Compliance across borders, especially when it comes to e-Invoicing, can be daunting as firms do business with an ever-widening circle of peers and customers. A new pact between TIE Kinetix and TrustWeaver helps streamline efforts to conform to disparate regulations, as Jan Sundelin, CEO of TIE Kinetix, tells PYMNTS.
Cross-border transactions, and the tracking of business in separate locations in general, benefit from technology. As firms expand their reach and become global in scope, as to their supplier base and the customers they serve, doing business in different countries across currencies has logistical challenges. Those challenges also extend into compliance arenas, where rules governing taxes and other money transfers, documentation and compliance issues can be labyrinthine.
Late last month, TIE Kinetix said that it incorporated global eInvoicing and eArchiving compliance methods from TrustWeaver, integrating those features into the former’s FLOW Partner Automation Platform.
The firms said TIE Kinetix can now support its own client roster with eInvoicing that is compliant with rules governing issuing, receiving and storing of documents across 55 countries.
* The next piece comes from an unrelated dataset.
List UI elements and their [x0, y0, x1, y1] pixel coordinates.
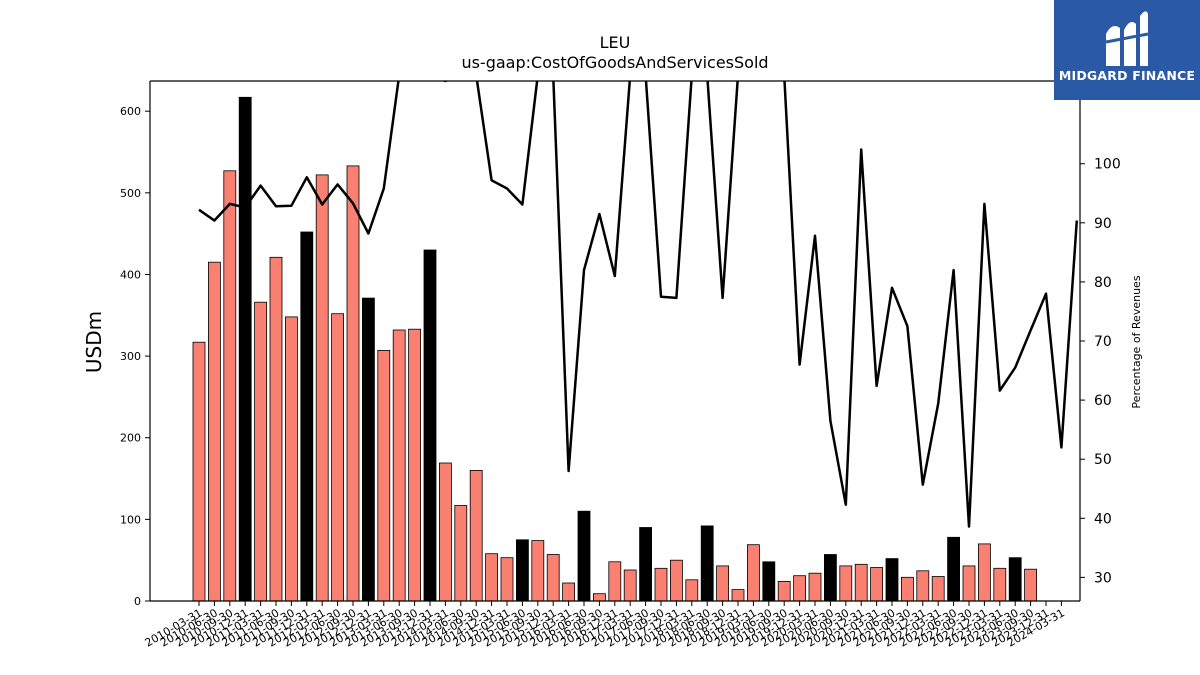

Many of those countries also have outlawed paper invoicing, so digital record keeping and audit trails are mandatory and may need to be embraced immediately by companies seeking to enter new markets.
In an interview with PYMNTS, Jan Sundelin, CEO of TIE Kinetix, said that among the biggest verticals to realize demand for these services are retail and also food and beverage firms. And beyond that, while larger firms, regardless of industry, may use EDI systems to manage document flow, smaller firms need to work with management systems to ensure timely communication with supply chain partners and also satisfy legal requirements.
Sundelin noted that the partnership is one that seeks “to serve the digital needs” of firms as they deal with trading partners and government organizations and especially “as they need more security” for those documents. Dealing with each country means dealing with local tax jurisdictions, and digital supply chains, so to speak, must work in tandem with real-world ones. Smaller firms, he said, with say 5,000 to 6,000 invoices flowing through the business on a monthly basis, can see such eInvoicing initiatives as a “pain point.” He added it is crucial for companies and their supply chain partners to give “the right forms of invoices,” noting formats such as PDFs.
Technology, and the compliant paperless invoicing initiative, said Sundelin, also allow for tracking, which is especially useful in emerging markets and economies in tracing the flow of goods and services across orders, invoices and shipping notes. Such tracking involves eSignatures and can lead to better customer satisfaction, along with fewer errors that might otherwise be tied to manual entry of data.